The story behind this novel by one of twentieth-century Britain’s great poets and men of letters is nearly as remarkable as the book itself. Not long ago, a friend just returned from America told the author that he had read in the Spender manuscript collection of the University of Texas a novel called The Temple and dated 1929. Stephen Spender immediately obtained a copy of his old draft manuscript—admired in the early thirties by his London publisher, but remaining unpublished because of the sensitivity of the contents and fear of libel actions—and read it with astonished pleasure. He then rewrote it in part, taking care not to diminish its ardent youthfulness, its innocence and cynicism, and the immediacy of its view of the last days of Weimar Germany, on the eve of Hitler’s rise to power.

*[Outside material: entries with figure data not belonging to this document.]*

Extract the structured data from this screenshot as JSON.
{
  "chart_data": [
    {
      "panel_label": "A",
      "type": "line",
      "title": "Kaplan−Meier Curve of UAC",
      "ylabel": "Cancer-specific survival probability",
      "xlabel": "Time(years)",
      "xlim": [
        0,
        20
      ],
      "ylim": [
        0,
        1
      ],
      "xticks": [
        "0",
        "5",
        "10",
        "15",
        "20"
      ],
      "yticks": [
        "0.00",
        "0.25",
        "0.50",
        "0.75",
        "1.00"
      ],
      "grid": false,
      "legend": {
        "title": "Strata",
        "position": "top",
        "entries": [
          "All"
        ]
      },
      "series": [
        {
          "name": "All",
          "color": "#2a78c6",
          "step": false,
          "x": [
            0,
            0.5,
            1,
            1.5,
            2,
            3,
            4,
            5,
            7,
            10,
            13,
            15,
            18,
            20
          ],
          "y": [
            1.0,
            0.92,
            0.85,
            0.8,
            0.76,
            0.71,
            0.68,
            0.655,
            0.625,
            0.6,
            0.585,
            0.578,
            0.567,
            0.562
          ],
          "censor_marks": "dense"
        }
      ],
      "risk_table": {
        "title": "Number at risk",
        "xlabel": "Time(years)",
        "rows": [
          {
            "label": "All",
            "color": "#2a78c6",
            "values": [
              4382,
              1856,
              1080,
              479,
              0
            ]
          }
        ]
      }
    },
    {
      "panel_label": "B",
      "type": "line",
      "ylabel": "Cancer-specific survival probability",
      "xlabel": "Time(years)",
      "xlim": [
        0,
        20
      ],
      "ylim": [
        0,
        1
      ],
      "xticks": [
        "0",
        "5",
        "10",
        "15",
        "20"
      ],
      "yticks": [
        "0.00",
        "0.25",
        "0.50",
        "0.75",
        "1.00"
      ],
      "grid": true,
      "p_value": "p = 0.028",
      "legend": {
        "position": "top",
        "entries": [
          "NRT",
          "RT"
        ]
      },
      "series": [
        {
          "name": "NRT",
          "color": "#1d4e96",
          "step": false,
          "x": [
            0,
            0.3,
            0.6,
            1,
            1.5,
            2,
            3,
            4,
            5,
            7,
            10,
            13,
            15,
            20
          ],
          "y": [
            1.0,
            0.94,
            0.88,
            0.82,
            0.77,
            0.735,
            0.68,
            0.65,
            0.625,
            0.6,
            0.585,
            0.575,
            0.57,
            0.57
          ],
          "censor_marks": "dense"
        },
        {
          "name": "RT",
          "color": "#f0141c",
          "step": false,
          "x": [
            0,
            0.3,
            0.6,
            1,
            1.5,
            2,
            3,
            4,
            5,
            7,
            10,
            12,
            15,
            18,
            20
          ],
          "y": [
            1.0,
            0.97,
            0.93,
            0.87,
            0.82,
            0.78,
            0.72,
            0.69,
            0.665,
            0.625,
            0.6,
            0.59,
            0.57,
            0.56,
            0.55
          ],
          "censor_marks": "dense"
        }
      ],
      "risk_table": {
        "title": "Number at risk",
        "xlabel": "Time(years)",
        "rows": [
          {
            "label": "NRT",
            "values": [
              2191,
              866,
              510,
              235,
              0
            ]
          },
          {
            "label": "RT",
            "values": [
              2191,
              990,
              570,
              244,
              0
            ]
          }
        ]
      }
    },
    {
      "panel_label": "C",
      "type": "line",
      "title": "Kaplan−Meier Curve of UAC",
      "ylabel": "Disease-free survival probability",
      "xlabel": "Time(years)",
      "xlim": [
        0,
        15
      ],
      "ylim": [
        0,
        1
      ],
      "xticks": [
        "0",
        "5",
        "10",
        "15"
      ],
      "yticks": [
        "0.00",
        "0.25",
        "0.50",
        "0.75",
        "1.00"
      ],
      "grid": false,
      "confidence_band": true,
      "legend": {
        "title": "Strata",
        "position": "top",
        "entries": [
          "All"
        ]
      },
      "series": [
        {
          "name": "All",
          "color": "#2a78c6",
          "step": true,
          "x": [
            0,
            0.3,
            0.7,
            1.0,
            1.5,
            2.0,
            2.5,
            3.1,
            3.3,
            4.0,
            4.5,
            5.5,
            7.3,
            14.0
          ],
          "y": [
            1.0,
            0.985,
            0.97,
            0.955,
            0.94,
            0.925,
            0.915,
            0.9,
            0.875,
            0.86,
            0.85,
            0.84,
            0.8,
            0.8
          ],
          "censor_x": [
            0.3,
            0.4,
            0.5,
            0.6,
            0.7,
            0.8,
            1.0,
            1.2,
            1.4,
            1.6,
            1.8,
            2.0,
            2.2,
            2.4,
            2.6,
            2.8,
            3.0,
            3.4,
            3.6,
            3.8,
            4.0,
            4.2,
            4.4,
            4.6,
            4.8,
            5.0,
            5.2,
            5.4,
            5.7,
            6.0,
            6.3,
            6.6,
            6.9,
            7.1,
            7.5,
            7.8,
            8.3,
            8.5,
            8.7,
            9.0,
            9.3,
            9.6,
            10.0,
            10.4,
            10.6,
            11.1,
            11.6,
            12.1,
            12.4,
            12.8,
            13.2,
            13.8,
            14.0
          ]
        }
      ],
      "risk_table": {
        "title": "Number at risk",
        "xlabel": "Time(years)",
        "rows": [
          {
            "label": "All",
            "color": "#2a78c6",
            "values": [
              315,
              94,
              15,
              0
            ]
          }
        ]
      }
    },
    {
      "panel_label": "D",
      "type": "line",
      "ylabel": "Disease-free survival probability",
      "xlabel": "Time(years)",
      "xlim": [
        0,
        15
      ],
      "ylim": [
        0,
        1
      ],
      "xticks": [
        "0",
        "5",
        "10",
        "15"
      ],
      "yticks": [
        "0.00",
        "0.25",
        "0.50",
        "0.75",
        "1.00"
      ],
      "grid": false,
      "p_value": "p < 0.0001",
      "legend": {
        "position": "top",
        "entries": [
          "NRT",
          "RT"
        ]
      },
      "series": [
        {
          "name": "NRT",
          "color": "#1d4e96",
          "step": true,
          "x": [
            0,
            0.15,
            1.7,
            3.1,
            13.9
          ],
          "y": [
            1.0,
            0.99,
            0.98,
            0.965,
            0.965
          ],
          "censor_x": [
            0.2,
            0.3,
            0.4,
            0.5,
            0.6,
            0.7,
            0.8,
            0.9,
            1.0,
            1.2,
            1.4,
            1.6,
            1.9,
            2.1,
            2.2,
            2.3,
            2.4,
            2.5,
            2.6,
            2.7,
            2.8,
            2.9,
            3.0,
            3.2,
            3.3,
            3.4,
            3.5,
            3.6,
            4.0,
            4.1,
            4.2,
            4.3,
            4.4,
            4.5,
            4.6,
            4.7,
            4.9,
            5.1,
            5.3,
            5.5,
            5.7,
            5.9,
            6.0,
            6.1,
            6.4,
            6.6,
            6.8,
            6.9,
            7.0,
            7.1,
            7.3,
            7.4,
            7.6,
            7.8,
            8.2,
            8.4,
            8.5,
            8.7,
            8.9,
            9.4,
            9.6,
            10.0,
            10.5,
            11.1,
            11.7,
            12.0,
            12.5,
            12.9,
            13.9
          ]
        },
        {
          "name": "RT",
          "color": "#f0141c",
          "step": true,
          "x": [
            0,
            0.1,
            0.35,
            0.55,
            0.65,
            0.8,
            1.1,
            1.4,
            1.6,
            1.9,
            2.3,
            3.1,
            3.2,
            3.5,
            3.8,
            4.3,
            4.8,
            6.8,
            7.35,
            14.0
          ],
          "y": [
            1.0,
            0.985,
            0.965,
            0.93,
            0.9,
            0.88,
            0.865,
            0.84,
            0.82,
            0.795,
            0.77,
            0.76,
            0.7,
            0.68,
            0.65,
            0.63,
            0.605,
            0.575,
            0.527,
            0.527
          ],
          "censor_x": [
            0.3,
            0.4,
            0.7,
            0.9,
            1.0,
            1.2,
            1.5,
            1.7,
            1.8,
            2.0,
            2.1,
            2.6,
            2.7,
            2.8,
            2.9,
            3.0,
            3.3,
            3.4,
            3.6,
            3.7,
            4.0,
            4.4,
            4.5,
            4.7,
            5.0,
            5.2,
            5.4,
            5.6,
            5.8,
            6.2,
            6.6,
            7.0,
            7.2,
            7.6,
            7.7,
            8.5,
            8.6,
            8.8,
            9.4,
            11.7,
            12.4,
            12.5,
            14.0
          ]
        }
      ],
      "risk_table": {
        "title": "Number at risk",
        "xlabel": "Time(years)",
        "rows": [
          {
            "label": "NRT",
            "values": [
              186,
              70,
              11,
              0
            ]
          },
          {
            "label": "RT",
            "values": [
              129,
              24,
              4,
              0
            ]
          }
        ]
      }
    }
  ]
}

It is, as one might expect, an autobiographical novel. Vividly present along with the protagonist, and not much disguised, are the two other members of the famous triumvirate Auden-Spender-Isherwood. Here are the experiences of a twenty-year-old Oxford poet on vacation in Hamburg, who then travels down the Rhine with two companions. We see his response to the bronzed young Germans—the Children of the Sun—their friendships, parties, sexuality, naturism (especially their cult of the naked body), and all the gauche hedonism that was soon to vanish under the Nazis.
Clearly The Temple is a novel of historical and literary importance. But it is, as well, an entertaining and moving story of a young man’s awakening.